The TPACS model simultaneously considers when and whether travel will occur (induced/suppressed demand), destination choice, time of travel, mode choice and route choice. These choices are assessed within the context of a complete multi-modal network, with time-dependent congestion and full timetabled public transport. The route selection allows any combinations of mode, including complexities like: taking bikes onto public transport; chauffeuring; and using CBD public transport loops to travel from car parks to the destination. The model uses a very detailed description of the network and land-use; the network includes all roads, PT services and walk/cycle paths. It does not use traffic zones – all population and activities are located directly onto the transport network. This means that the model does not discriminate against short trips, which might be considered intrazonal trips and often ignored in the traditional four-step model. Details on intrazonal trips modelling can be found in the paper below. The paper, “What goes on inside a zone?”, by Morgan Weston and Peter Davidson highlights the importance of intrazonal trips when considering active and public transport. All these factors make the TPACS model the ideal model for active and public transport.
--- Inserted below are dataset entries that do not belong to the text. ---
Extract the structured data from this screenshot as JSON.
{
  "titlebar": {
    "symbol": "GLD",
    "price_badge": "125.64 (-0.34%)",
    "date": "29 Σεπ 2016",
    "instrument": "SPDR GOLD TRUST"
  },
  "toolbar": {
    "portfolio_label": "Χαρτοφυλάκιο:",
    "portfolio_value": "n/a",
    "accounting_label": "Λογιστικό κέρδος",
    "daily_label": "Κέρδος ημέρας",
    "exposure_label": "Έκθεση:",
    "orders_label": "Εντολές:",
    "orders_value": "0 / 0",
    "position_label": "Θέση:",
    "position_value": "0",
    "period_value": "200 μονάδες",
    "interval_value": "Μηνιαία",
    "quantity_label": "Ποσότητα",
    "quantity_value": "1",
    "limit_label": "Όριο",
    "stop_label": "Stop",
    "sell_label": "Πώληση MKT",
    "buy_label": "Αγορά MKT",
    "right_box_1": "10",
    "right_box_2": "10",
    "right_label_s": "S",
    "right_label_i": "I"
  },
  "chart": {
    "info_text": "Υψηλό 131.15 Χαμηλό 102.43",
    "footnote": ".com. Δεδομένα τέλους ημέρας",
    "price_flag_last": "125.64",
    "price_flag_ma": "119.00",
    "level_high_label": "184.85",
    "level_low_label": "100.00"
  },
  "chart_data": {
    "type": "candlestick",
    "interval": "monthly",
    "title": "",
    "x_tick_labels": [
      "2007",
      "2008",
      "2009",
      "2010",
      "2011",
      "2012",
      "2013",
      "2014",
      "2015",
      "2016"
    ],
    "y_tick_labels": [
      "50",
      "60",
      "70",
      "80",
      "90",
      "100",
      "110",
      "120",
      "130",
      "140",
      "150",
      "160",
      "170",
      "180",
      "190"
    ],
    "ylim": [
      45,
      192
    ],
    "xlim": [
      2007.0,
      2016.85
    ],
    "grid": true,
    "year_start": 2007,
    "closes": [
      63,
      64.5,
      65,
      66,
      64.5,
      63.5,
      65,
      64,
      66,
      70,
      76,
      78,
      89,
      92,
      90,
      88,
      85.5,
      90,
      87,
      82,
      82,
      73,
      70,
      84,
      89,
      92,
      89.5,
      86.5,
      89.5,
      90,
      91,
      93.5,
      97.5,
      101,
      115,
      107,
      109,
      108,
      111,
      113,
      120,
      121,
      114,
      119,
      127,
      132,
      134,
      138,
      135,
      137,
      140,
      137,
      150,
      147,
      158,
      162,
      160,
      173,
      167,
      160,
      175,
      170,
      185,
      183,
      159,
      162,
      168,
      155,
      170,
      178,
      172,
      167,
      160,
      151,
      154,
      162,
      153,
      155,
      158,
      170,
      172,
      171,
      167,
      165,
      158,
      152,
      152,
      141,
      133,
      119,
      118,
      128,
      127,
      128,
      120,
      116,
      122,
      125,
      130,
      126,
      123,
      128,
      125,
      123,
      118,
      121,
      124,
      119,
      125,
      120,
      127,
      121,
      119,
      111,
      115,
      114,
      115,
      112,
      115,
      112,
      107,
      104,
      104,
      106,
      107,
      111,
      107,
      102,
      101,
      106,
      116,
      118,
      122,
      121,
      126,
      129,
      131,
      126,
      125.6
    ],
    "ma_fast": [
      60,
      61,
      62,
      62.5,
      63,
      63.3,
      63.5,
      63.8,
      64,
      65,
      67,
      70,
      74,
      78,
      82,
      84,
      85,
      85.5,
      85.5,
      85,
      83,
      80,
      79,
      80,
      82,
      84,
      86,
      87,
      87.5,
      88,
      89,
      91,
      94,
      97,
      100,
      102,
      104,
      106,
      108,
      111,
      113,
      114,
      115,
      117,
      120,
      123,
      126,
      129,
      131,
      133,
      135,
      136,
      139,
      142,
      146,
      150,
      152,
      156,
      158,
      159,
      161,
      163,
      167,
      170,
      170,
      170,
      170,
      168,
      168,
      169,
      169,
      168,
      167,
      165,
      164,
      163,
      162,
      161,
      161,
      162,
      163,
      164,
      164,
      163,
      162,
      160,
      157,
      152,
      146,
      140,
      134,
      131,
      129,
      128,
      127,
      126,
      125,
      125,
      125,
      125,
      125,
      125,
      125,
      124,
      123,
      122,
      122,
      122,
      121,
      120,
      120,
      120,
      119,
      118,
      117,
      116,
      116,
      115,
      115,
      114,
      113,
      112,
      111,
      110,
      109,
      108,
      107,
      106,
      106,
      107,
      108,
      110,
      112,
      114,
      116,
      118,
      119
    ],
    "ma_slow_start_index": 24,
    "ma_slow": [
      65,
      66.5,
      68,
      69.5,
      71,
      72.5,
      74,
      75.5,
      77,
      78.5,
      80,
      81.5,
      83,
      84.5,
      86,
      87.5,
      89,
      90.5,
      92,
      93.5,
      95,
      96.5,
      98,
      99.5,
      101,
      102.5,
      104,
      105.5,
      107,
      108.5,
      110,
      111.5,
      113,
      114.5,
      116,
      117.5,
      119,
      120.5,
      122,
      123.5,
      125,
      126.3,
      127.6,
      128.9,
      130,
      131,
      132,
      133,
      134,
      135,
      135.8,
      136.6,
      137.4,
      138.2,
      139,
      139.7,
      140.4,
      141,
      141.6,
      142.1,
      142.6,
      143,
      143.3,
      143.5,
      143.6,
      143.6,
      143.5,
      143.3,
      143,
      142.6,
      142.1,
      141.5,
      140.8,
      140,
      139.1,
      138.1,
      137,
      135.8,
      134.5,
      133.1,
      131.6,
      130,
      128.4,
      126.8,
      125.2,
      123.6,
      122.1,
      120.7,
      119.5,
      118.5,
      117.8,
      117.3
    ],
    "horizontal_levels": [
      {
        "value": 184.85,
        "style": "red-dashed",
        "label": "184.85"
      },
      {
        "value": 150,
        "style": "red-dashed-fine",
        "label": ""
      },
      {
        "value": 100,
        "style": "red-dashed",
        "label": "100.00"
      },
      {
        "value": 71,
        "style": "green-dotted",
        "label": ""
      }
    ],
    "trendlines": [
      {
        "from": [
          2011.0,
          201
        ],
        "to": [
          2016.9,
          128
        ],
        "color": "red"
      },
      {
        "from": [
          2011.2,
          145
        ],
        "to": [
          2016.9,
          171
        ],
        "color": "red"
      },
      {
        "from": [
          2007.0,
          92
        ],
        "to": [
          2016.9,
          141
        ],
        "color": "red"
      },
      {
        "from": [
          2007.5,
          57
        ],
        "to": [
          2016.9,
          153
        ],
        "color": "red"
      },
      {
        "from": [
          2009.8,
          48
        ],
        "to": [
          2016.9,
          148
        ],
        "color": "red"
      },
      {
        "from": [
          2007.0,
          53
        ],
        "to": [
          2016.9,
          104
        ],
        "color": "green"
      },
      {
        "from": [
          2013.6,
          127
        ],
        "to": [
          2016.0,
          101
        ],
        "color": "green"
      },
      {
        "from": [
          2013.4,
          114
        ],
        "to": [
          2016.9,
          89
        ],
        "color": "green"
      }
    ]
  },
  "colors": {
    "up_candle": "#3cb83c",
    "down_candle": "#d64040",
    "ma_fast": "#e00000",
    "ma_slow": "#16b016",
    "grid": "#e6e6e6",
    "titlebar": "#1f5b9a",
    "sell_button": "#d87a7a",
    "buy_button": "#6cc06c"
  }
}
In addition to this the TPACS model has the flexibility to adjust mode paraments for different market segment. This flexibility allowed us to explore the effect of having no access to a car across Brisbane, Melbourne and Sydney. Additionally walking speeds could be adjusted and government taxi subsidies could be added to the model to see the accessibility of a city for a disabled resident. More information on the outcome of this research can be found in the paper “One City Many Perspectives” by Peter Davidson and Morgan Weston.
Active Transport in Brisbane
The image below shows active transport mode share in Brisbane’s CBD for journey to work. There is high walking share around centres, particularly the CBD. In the very centre of the CBD, the free bus loop lowers the walking share.